Anyone who uses doctor blades for printing knows the range of options available today. From the thickness of the material to the tip configuration, a doctor blade’s design has a direct impact on the job it will do. While traditional tip options have ranged from straight to rounded to lamella, the new kid on the block, “MicroTip,” offers printers a smart choice when applying special effects coating.
Special effects coatings are challenging
More and more, packaging companies are using specialty coatings to differentiate their brands and create a tactile and visual experience for consumers. However, special coatings such as glitter, grit, soft-touch, metallics and pearlescents present particular challenges for the printer. These coatings have high viscosities and contain larger particles which make it difficult to accurately control the amount of coating
being applied. (UV chemistries, common in specialty coating applications, have a viscosity of 5-7 times that of water and solvent-based formulas.) This higher viscosity applies extra pressure to the metering blade, resulting in hydroplaning or “spitting” (especially at high line speeds), and increases coating consumption and waste. In these cases, a customized blade solution is often necessary to control the lay-down of coating.
New Polymer Doctor Blades with MicroTips can help
Doctor blade manufacturers have found a way to make new polymer doctor blade materials that can overcome the limitations of steel in specialty coating applications. By engineering a modified lamella tip, known as a “MicroTip”, on these materials, they have introduced a doctor blade product that offers the best of traditional plastic and steel.
Why do they work?
When used to apply special effects coating, steel blades are subject to accelerated blade wear from the coarse anilox engravings and corrosion from the harsh coating chemistries. Today’s new polymer materials are compatible with all coating formulas and do what plastic blades are known to do best: last longer.
The blades can be engineered to a full range of size and profile combinations to optimize metering performance with the higher viscosity and large particulate formulas. They range in thickness from .027”/.7mm to .050”/1.25mm to offer varying degrees of stiffness, rigidity and deflection.
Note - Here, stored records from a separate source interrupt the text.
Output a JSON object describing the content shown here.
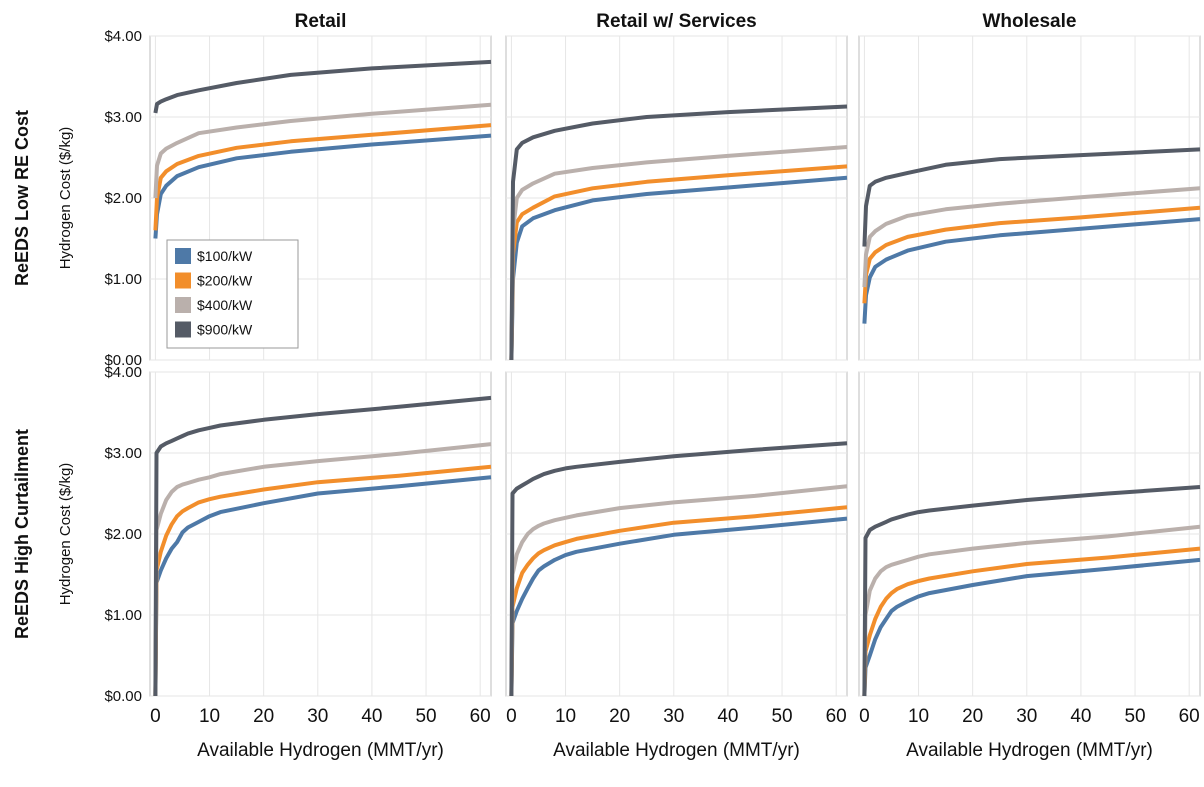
{
  "chart_data": {
    "type": "line",
    "columns": [
      "Retail",
      "Retail w/ Services",
      "Wholesale"
    ],
    "rows": [
      "ReEDS Low RE Cost",
      "ReEDS High Curtailment"
    ],
    "ylabel": "Hydrogen Cost ($/kg)",
    "xlabel": "Available Hydrogen (MMT/yr)",
    "xlim": [
      -1,
      62
    ],
    "ylim": [
      0,
      4.0
    ],
    "xticks": [
      0,
      10,
      20,
      30,
      40,
      50,
      60
    ],
    "yticks": [
      "$0.00",
      "$1.00",
      "$2.00",
      "$3.00",
      "$4.00"
    ],
    "ytick_values": [
      0,
      1,
      2,
      3,
      4
    ],
    "grid": true,
    "legend_location": "lower-left of top-left panel",
    "series_names": [
      "$100/kW",
      "$200/kW",
      "$400/kW",
      "$900/kW"
    ],
    "series_colors": [
      "#4e79a7",
      "#f28e2b",
      "#bab0ac",
      "#555b66"
    ],
    "panels": [
      {
        "row": "ReEDS Low RE Cost",
        "column": "Retail",
        "series": [
          {
            "name": "$100/kW",
            "x": [
              0,
              0.3,
              1,
              2,
              4,
              8,
              15,
              25,
              40,
              62
            ],
            "y": [
              1.5,
              1.8,
              2.05,
              2.15,
              2.27,
              2.38,
              2.49,
              2.57,
              2.66,
              2.77
            ]
          },
          {
            "name": "$200/kW",
            "x": [
              0,
              0.3,
              1,
              2,
              4,
              8,
              15,
              25,
              40,
              62
            ],
            "y": [
              1.6,
              2.0,
              2.25,
              2.33,
              2.42,
              2.52,
              2.62,
              2.7,
              2.78,
              2.9
            ]
          },
          {
            "name": "$400/kW",
            "x": [
              0,
              0.3,
              1,
              2,
              4,
              8,
              15,
              25,
              40,
              62
            ],
            "y": [
              2.0,
              2.4,
              2.55,
              2.61,
              2.68,
              2.8,
              2.87,
              2.95,
              3.04,
              3.15
            ]
          },
          {
            "name": "$900/kW",
            "x": [
              0,
              0.3,
              1,
              2,
              4,
              8,
              15,
              25,
              40,
              62
            ],
            "y": [
              3.05,
              3.16,
              3.19,
              3.22,
              3.27,
              3.33,
              3.42,
              3.52,
              3.6,
              3.68
            ]
          }
        ]
      },
      {
        "row": "ReEDS Low RE Cost",
        "column": "Retail w/ Services",
        "series": [
          {
            "name": "$100/kW",
            "x": [
              0,
              0.3,
              1,
              2,
              4,
              8,
              15,
              25,
              40,
              62
            ],
            "y": [
              0.0,
              1.0,
              1.45,
              1.65,
              1.75,
              1.85,
              1.97,
              2.05,
              2.13,
              2.25
            ]
          },
          {
            "name": "$200/kW",
            "x": [
              0,
              0.3,
              1,
              2,
              4,
              8,
              15,
              25,
              40,
              62
            ],
            "y": [
              0.0,
              1.3,
              1.7,
              1.8,
              1.88,
              2.02,
              2.12,
              2.2,
              2.28,
              2.39
            ]
          },
          {
            "name": "$400/kW",
            "x": [
              0,
              0.3,
              1,
              2,
              4,
              8,
              15,
              25,
              40,
              62
            ],
            "y": [
              0.0,
              1.6,
              2.0,
              2.1,
              2.18,
              2.3,
              2.37,
              2.44,
              2.52,
              2.63
            ]
          },
          {
            "name": "$900/kW",
            "x": [
              0,
              0.3,
              1,
              2,
              4,
              8,
              15,
              25,
              40,
              62
            ],
            "y": [
              0.0,
              2.2,
              2.6,
              2.68,
              2.75,
              2.83,
              2.92,
              3.0,
              3.06,
              3.13
            ]
          }
        ]
      },
      {
        "row": "ReEDS Low RE Cost",
        "column": "Wholesale",
        "series": [
          {
            "name": "$100/kW",
            "x": [
              0,
              0.3,
              1,
              2,
              4,
              8,
              15,
              25,
              40,
              62
            ],
            "y": [
              0.45,
              0.8,
              1.02,
              1.15,
              1.24,
              1.35,
              1.46,
              1.54,
              1.62,
              1.74
            ]
          },
          {
            "name": "$200/kW",
            "x": [
              0,
              0.3,
              1,
              2,
              4,
              8,
              15,
              25,
              40,
              62
            ],
            "y": [
              0.7,
              1.05,
              1.25,
              1.33,
              1.42,
              1.52,
              1.61,
              1.69,
              1.76,
              1.88
            ]
          },
          {
            "name": "$400/kW",
            "x": [
              0,
              0.3,
              1,
              2,
              4,
              8,
              15,
              25,
              40,
              62
            ],
            "y": [
              0.9,
              1.3,
              1.52,
              1.59,
              1.68,
              1.78,
              1.86,
              1.93,
              2.01,
              2.12
            ]
          },
          {
            "name": "$900/kW",
            "x": [
              0,
              0.3,
              1,
              2,
              4,
              8,
              15,
              25,
              40,
              62
            ],
            "y": [
              1.4,
              1.9,
              2.15,
              2.2,
              2.25,
              2.31,
              2.41,
              2.48,
              2.53,
              2.6
            ]
          }
        ]
      },
      {
        "row": "ReEDS High Curtailment",
        "column": "Retail",
        "series": [
          {
            "name": "$100/kW",
            "x": [
              0,
              0.2,
              1,
              2,
              3,
              4,
              5,
              6,
              8,
              10,
              12,
              20,
              30,
              45,
              62
            ],
            "y": [
              0.0,
              1.4,
              1.55,
              1.7,
              1.82,
              1.9,
              2.02,
              2.08,
              2.15,
              2.22,
              2.27,
              2.38,
              2.5,
              2.59,
              2.7
            ]
          },
          {
            "name": "$200/kW",
            "x": [
              0,
              0.2,
              1,
              2,
              3,
              4,
              5,
              6,
              8,
              10,
              12,
              20,
              30,
              45,
              62
            ],
            "y": [
              0.0,
              1.55,
              1.78,
              1.98,
              2.12,
              2.22,
              2.28,
              2.32,
              2.39,
              2.43,
              2.46,
              2.55,
              2.64,
              2.72,
              2.83
            ]
          },
          {
            "name": "$400/kW",
            "x": [
              0,
              0.2,
              1,
              2,
              3,
              4,
              5,
              6,
              8,
              10,
              12,
              20,
              30,
              45,
              62
            ],
            "y": [
              0.0,
              2.05,
              2.25,
              2.42,
              2.52,
              2.58,
              2.61,
              2.63,
              2.67,
              2.7,
              2.74,
              2.83,
              2.9,
              2.99,
              3.11
            ]
          },
          {
            "name": "$900/kW",
            "x": [
              0,
              0.2,
              1,
              2,
              3,
              4,
              5,
              6,
              8,
              10,
              12,
              20,
              30,
              45,
              62
            ],
            "y": [
              0.0,
              3.0,
              3.08,
              3.12,
              3.15,
              3.18,
              3.21,
              3.24,
              3.28,
              3.31,
              3.34,
              3.41,
              3.48,
              3.57,
              3.68
            ]
          }
        ]
      },
      {
        "row": "ReEDS High Curtailment",
        "column": "Retail w/ Services",
        "series": [
          {
            "name": "$100/kW",
            "x": [
              0,
              0.2,
              1,
              2,
              3,
              4,
              5,
              6,
              8,
              10,
              12,
              20,
              30,
              45,
              62
            ],
            "y": [
              0.0,
              0.9,
              1.05,
              1.2,
              1.33,
              1.45,
              1.55,
              1.6,
              1.68,
              1.74,
              1.78,
              1.88,
              1.99,
              2.08,
              2.19
            ]
          },
          {
            "name": "$200/kW",
            "x": [
              0,
              0.2,
              1,
              2,
              3,
              4,
              5,
              6,
              8,
              10,
              12,
              20,
              30,
              45,
              62
            ],
            "y": [
              0.0,
              1.1,
              1.33,
              1.52,
              1.62,
              1.7,
              1.76,
              1.8,
              1.86,
              1.9,
              1.94,
              2.04,
              2.14,
              2.22,
              2.33
            ]
          },
          {
            "name": "$400/kW",
            "x": [
              0,
              0.2,
              1,
              2,
              3,
              4,
              5,
              6,
              8,
              10,
              12,
              20,
              30,
              45,
              62
            ],
            "y": [
              0.0,
              1.5,
              1.75,
              1.9,
              2.0,
              2.06,
              2.1,
              2.13,
              2.17,
              2.2,
              2.23,
              2.32,
              2.39,
              2.47,
              2.59
            ]
          },
          {
            "name": "$900/kW",
            "x": [
              0,
              0.2,
              1,
              2,
              3,
              4,
              5,
              6,
              8,
              10,
              12,
              20,
              30,
              45,
              62
            ],
            "y": [
              0.0,
              2.5,
              2.56,
              2.6,
              2.64,
              2.68,
              2.71,
              2.74,
              2.78,
              2.81,
              2.83,
              2.89,
              2.96,
              3.04,
              3.12
            ]
          }
        ]
      },
      {
        "row": "ReEDS High Curtailment",
        "column": "Wholesale",
        "series": [
          {
            "name": "$100/kW",
            "x": [
              0,
              0.2,
              1,
              2,
              3,
              4,
              5,
              6,
              8,
              10,
              12,
              20,
              30,
              45,
              62
            ],
            "y": [
              0.0,
              0.35,
              0.5,
              0.7,
              0.85,
              0.95,
              1.05,
              1.1,
              1.17,
              1.23,
              1.27,
              1.37,
              1.48,
              1.57,
              1.68
            ]
          },
          {
            "name": "$200/kW",
            "x": [
              0,
              0.2,
              1,
              2,
              3,
              4,
              5,
              6,
              8,
              10,
              12,
              20,
              30,
              45,
              62
            ],
            "y": [
              0.0,
              0.55,
              0.75,
              0.95,
              1.1,
              1.2,
              1.27,
              1.32,
              1.38,
              1.42,
              1.45,
              1.54,
              1.63,
              1.71,
              1.82
            ]
          },
          {
            "name": "$400/kW",
            "x": [
              0,
              0.2,
              1,
              2,
              3,
              4,
              5,
              6,
              8,
              10,
              12,
              20,
              30,
              45,
              62
            ],
            "y": [
              0.0,
              1.0,
              1.3,
              1.45,
              1.54,
              1.59,
              1.62,
              1.64,
              1.68,
              1.72,
              1.75,
              1.82,
              1.89,
              1.97,
              2.09
            ]
          },
          {
            "name": "$900/kW",
            "x": [
              0,
              0.2,
              1,
              2,
              3,
              4,
              5,
              6,
              8,
              10,
              12,
              20,
              30,
              45,
              62
            ],
            "y": [
              0.0,
              1.95,
              2.05,
              2.09,
              2.12,
              2.15,
              2.18,
              2.2,
              2.24,
              2.27,
              2.29,
              2.35,
              2.42,
              2.5,
              2.58
            ]
          }
        ]
      }
    ]
  }
}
These properties combined with the new MicroTip edge allow the blades to achieve a fine contact area with the anilox roll and deliver a fluid transfer of coating to the blanket with no spitting or slinging, even at high press speeds. Add to this a range of MicroTips, (M10, M15 and M25) and these blades can be customized for a “perfect fit.”
Doctor blade optimization for special effects coating
The choice of blade thickness and tip will be determined by the anilox configuration, which is driven by the viscosity and solid load of the coating. Typically, higher line screens and lower cell volumes will require a smaller MicroTip (an M10 or M15 for dull/satin/gloss coatings for example), but as line screens decline and volumes increase, a MicroTip providing a larger contact area (M15 or M25) will perform better. By optimizing their next generation polymer doctor blades with the appropriate MicroTip, printers are able to achieve longer blade life in these applications than with steel.
If you’re a printer struggling with special effects coating, consider switching to a next generation polymer doctor blade with a MicroTip. A magical combination of advanced material and tip might be just what you need to achieve a perfect lay-down of coating with longer blade life to boot.